As you can see, in the worst case, for every \'i\', \'j\' keeps going back until it hits 1. This means that the system repeats comparison operation over the same regions of the array A (from j to 1) for every element. For every element, it does j comparisons. Now j can be between 1 and n-1. We do (n-1) operations for every element. We have n elements and so, we do n(n-1) total operations= n² operations.

Now, as per the question, let us put a sentinel value in S[0]. A sentinel here is the smallest negative number.

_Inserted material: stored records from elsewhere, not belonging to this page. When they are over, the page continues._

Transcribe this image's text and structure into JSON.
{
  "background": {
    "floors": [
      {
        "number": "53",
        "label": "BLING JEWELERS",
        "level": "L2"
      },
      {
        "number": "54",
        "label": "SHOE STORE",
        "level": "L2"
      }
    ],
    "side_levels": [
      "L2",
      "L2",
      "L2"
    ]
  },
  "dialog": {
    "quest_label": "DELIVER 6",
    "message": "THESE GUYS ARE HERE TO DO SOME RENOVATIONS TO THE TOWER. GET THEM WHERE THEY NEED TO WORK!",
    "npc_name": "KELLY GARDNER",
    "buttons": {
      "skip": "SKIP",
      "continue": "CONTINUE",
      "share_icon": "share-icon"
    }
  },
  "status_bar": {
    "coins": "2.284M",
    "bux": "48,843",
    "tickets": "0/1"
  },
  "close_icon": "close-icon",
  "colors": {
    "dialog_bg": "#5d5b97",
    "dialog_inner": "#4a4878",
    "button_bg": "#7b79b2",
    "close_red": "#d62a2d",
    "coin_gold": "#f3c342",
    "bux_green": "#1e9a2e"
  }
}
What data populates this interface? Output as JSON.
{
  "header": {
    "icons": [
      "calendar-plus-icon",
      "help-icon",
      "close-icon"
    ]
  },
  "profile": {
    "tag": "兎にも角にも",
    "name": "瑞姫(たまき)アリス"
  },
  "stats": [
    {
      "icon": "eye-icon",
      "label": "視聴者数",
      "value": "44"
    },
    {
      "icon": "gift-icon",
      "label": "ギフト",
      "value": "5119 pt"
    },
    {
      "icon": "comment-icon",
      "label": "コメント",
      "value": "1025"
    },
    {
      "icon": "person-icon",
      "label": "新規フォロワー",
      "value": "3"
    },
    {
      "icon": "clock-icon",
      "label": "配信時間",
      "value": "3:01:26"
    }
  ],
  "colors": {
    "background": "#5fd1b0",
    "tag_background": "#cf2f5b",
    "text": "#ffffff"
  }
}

Having a sentinel value for the smallest negative number (-2³² or -2^64, depending on whether the system is 32-bit or 64-bit).

Like:

S=-2⁶⁴, 1000,900,800,700,-100

Since we have already taken the smallest numbers of all numbers available to us in S[0], any other element in S is going to be larger than S[0]. This eliminates the need for j to go until the very last index (here 0).

So, in our algorithm:

•       void insertionsort( int n, keytype S[ ])

•       {

•           int i, j;

•           keytype x;

•            for( i= 2; i<=n; i++) {

•                 x = S[i];

•                 j= i;

•                while( S[j-1] > x) {

•                        S[j] = S[j-1];

•                        j--;

•                  }

•                   S[j]= x;

•              }

•       }

There is not much difference in time complexity with this improvement. In fact, now we have more elements (n+1) and fewer comparisons (we are not comparing S[0] with any element), that is, (n-1). Still, however, in the worst case, the complexity is still quaratic Big-BO(n²)

In the best case (where S is already sorted ascendingly), the complexity is only Big-O(n). Try to verify this.